OzLurker 99 weeks ago

Or to put it another way;

another day - another few million dollars!

I think we can say with some certainty now, implementing major e-Health initiatives at large General Hospitals is VERY difficult, regardless of which system you are using.

Since repeated observation has arguably proven this point, why do we persist with a failed and expensive strategy?

I believe Clinicians have to step up to the plate and not just be engaged, but take control locally. They must work with suppliers to generate systems that users like and that meet the planned work-flows (and for me that does not include writing software code). These systems must be adaptable to rapid clinical and research change. Local IT teams must oversee the implementations technically and facilitate inter-operability between these systems, thus leaving external agencies and Government to set some standards and data return requirements and NOTHING ELSE.
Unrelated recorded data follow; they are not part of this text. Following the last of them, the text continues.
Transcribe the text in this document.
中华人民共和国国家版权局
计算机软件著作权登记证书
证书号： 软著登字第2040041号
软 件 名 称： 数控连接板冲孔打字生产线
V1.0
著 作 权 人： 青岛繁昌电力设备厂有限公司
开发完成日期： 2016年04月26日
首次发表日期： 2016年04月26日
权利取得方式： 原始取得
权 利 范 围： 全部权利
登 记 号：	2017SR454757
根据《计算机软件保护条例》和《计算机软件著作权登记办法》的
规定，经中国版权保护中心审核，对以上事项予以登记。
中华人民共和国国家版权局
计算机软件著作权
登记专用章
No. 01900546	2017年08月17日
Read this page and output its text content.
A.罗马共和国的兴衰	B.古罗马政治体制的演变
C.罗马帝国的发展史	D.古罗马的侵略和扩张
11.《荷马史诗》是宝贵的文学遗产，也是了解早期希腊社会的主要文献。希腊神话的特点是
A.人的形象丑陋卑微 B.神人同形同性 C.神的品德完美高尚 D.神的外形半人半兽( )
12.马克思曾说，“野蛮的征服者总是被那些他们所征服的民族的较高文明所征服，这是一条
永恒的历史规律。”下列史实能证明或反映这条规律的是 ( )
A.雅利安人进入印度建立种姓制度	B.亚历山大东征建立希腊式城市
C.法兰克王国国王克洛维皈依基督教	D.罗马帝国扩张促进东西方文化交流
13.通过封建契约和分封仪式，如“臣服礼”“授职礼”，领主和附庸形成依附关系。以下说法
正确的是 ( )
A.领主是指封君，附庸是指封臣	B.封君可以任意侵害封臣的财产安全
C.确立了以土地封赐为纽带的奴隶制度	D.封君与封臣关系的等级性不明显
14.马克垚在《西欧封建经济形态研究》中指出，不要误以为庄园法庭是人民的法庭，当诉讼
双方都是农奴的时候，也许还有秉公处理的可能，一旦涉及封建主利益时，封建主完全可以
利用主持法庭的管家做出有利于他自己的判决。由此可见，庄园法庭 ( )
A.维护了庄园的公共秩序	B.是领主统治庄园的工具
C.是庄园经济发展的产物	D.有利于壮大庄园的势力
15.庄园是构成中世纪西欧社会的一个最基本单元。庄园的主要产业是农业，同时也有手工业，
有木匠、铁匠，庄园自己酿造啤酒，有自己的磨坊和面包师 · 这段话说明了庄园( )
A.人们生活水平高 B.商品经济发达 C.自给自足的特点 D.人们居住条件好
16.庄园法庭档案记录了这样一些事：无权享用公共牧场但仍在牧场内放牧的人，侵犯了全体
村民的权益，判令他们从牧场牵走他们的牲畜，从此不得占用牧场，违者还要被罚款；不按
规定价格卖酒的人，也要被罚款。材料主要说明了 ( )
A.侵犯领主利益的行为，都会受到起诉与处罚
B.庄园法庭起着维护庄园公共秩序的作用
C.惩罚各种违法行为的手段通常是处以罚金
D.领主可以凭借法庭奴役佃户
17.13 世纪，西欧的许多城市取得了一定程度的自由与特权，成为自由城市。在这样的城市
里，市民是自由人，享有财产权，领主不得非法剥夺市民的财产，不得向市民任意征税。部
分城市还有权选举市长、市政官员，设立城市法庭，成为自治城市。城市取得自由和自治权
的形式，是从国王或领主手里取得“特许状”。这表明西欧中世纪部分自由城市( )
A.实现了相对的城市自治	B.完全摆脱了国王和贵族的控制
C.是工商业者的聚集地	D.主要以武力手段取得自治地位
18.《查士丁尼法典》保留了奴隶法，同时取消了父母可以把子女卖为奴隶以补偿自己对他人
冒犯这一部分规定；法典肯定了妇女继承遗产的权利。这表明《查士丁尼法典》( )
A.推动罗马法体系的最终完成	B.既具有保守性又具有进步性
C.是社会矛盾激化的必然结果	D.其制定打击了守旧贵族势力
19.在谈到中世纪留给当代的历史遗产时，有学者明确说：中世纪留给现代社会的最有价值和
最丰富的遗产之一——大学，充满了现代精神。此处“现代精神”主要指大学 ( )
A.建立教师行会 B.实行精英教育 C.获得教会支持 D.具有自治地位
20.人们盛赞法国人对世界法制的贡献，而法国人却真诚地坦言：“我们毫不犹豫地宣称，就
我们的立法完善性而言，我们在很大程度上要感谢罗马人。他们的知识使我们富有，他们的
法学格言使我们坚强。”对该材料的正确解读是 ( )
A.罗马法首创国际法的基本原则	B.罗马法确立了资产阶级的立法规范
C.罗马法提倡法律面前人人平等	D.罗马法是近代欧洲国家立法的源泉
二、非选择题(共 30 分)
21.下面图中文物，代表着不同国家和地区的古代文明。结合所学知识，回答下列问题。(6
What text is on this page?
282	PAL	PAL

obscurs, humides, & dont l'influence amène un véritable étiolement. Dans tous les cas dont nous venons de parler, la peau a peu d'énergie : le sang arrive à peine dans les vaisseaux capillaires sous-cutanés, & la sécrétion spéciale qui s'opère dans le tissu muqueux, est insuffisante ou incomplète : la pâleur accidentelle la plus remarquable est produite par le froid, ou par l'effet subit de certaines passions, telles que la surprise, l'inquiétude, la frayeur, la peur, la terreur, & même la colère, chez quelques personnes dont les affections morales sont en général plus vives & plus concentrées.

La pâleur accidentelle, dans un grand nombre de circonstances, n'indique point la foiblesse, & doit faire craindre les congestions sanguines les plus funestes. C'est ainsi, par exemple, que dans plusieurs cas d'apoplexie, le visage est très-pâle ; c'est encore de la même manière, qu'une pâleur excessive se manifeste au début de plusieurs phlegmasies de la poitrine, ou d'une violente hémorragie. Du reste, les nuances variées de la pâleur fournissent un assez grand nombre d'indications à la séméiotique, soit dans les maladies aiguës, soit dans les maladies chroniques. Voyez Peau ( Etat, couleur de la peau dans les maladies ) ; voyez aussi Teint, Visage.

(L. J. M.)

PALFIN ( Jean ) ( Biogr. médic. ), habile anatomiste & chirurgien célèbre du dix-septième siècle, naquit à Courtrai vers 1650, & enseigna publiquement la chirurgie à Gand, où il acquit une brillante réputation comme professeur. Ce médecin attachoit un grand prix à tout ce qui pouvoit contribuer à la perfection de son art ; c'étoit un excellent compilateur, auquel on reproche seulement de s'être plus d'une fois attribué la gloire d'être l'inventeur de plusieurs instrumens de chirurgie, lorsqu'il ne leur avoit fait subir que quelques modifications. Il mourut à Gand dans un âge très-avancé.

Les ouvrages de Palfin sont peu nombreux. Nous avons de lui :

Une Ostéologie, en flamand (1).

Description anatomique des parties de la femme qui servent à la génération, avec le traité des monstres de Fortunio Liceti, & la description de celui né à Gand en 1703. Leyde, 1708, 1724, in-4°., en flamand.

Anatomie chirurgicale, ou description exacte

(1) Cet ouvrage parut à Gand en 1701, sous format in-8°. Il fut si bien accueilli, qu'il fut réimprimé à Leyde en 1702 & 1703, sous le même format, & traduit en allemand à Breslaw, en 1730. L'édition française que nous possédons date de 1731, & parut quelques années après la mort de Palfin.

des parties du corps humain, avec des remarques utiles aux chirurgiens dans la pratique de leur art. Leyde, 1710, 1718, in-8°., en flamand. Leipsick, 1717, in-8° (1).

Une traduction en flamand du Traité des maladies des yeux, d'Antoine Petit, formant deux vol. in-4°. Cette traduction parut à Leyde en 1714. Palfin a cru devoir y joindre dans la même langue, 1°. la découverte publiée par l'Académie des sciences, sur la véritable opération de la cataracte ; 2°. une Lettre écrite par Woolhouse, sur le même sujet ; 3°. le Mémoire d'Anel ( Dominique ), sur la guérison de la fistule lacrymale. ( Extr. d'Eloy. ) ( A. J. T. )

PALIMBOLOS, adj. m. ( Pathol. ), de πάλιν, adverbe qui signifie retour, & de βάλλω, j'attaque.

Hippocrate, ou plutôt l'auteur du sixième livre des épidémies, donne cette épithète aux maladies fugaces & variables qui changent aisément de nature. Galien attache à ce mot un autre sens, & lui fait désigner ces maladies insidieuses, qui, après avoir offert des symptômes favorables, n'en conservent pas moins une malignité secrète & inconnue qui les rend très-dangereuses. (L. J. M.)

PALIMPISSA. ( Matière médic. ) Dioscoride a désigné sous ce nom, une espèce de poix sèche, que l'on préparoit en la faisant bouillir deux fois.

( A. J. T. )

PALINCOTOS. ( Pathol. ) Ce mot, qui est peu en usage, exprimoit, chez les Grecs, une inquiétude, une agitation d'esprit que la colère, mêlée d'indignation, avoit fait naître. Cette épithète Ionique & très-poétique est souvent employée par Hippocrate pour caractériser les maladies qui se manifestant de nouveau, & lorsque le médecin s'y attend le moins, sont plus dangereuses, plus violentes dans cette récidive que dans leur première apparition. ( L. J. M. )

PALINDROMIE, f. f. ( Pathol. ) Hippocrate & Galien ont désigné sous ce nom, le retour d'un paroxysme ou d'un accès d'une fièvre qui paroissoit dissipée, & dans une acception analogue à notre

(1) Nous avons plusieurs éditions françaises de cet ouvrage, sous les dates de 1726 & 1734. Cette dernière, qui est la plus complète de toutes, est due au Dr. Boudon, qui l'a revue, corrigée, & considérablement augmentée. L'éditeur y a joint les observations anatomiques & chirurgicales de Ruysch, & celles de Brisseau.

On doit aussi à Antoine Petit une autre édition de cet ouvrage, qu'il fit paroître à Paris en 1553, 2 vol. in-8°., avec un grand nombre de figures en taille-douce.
Given the number of reports and papers coming from the US showing that the HITECH initiative has not improved safety, but has increased patient use of healthcare resources and increased clinical use of investigations, thus negating all the often quoted benefits of digital health, to whit; better safety, increased efficiency and cost savings, we really do have to find a better way.

PS Congrats to Mr. Brian James on getting to his retirement after the media scrutiny Rotherham has been subjected to in recent years, you would have got vey long odds on him making it without moving or losing his job!